Turning Small Talk into #realtalk

You’re at an event and your friend touches your arm and says, “I want you to meet someone.” They introduce you to Joe Blow and you’re thinking, “What’s the best escape plan right now? Those pinwheel roll ups with the cheese and salami look good. How do I divert this conversation to go shove my face with five of them?”

We’ve all been there. It’s that awkward, “So what do you do?” small talk that everyone hates to talk about but nonetheless has to face once in awhile. The questions and answers are so generic that you start to feel like it’s all deja-vu. It’s rehearsed, polite, and dreadful all at the same time.

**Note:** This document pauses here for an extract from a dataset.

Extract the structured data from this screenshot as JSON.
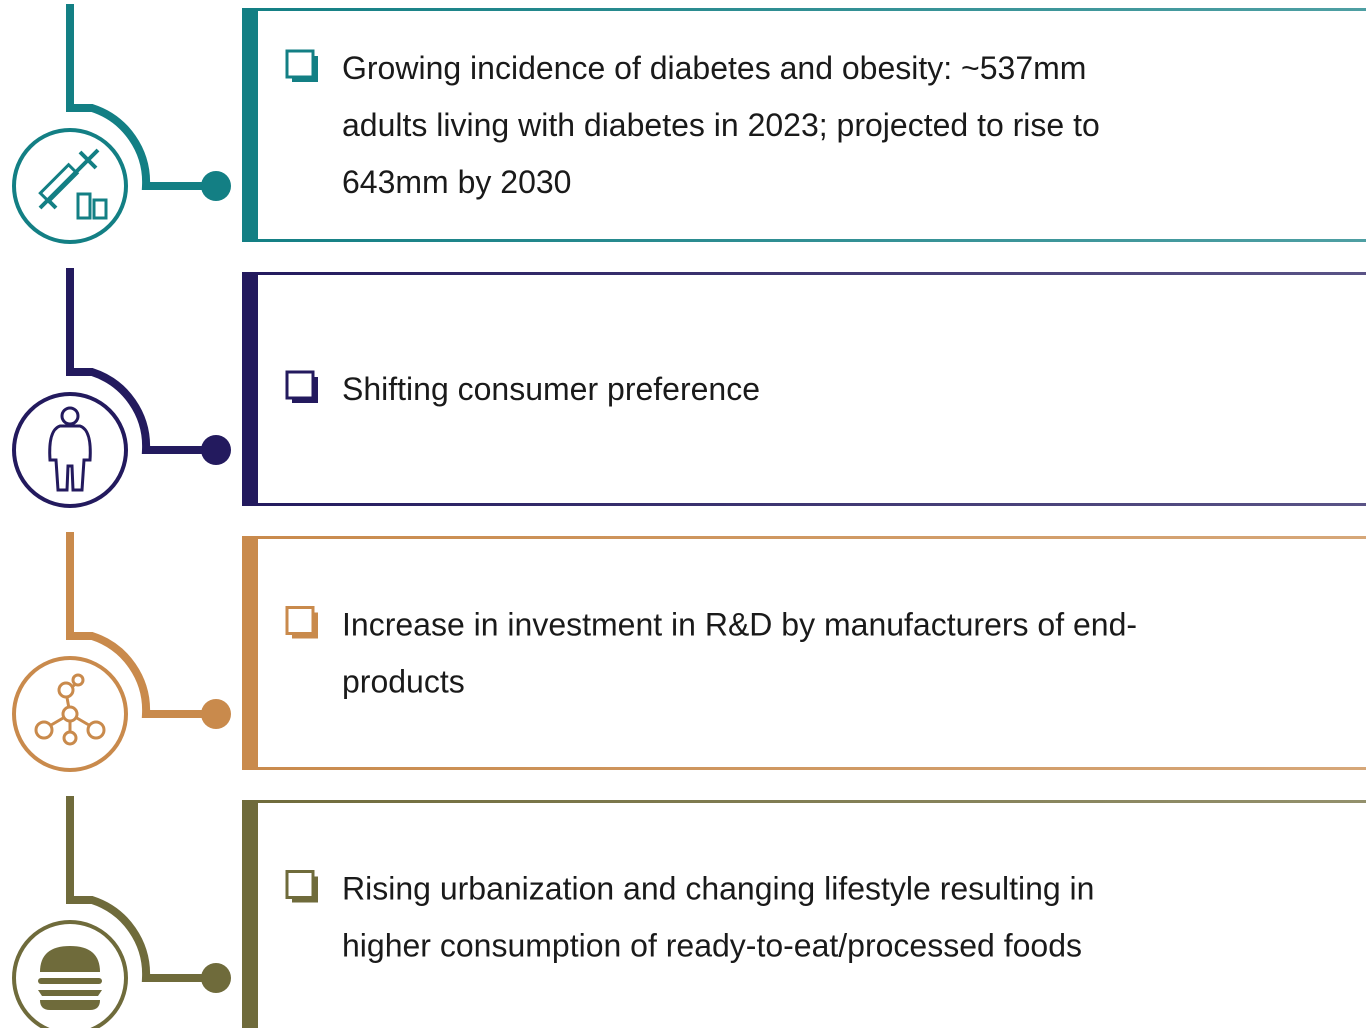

It’s pretty universal we all hate the act of small-talk, but it’s the starting point for almost all forms of relationships before they blossom into something deeper and more meaningful. Let’s face it, nine times out of 10, you’re not going to talk about politics with someone you just met unless it’s relevant to the situation. You wouldn’t want to be too forward and offend someone before they truly get to know you.

I took a psychology class in college where we learned how to communicate one-on-one effectively. I’ve taken some of that knowledge mixed with what I’ve learned in my communication classes plus real life experience and came up with a few tips in turning small talk into #realtalk.

  • Be an active listener.

Active listening is totally different than just hearing what the other person has to say. An active listener shows the opposite that they genuinely care about what they’re talking about and makes sure they know that. Nod once in a while, ask questions periodically, and make comments. They will appreciate that you understood them and will build that circle of trust from an early stage.

  • Use your commonalities to strengthen the convo.

  When you start a conversation, one thing leads to another and all of a sudden you’re surprised you share so much in common with this person. People love talking about their kids or their pets. Especially pets (but I’m a little biased.) Latch onto those shared interests and let them lead the rest of the conversation.

  • Use this as the basis for building your connection.

If you’re a people person, you know the first step to getting to know someone else is to ask about their interests, occupation, and goals. You can gauge what a person is like from these traits and then decide if this is someone worth getting to know on a deeper level. Also – check out their body language. Often times, you can tell whether someone is interested in what you have to say just by the way their body is positioned or if they look you in the eyes. I like to do this and see how uncomfortable I can make someone. Just kidding. But not really.

  •  You’ll perfect your communication skills.

Practice makes perfect. The more you talk with others, the less frightening it’ll become to strike up a convo with a stranger in the future. You won’t be a stuttering robot and the words will just flow naturally. You’ll be working the room before you know it.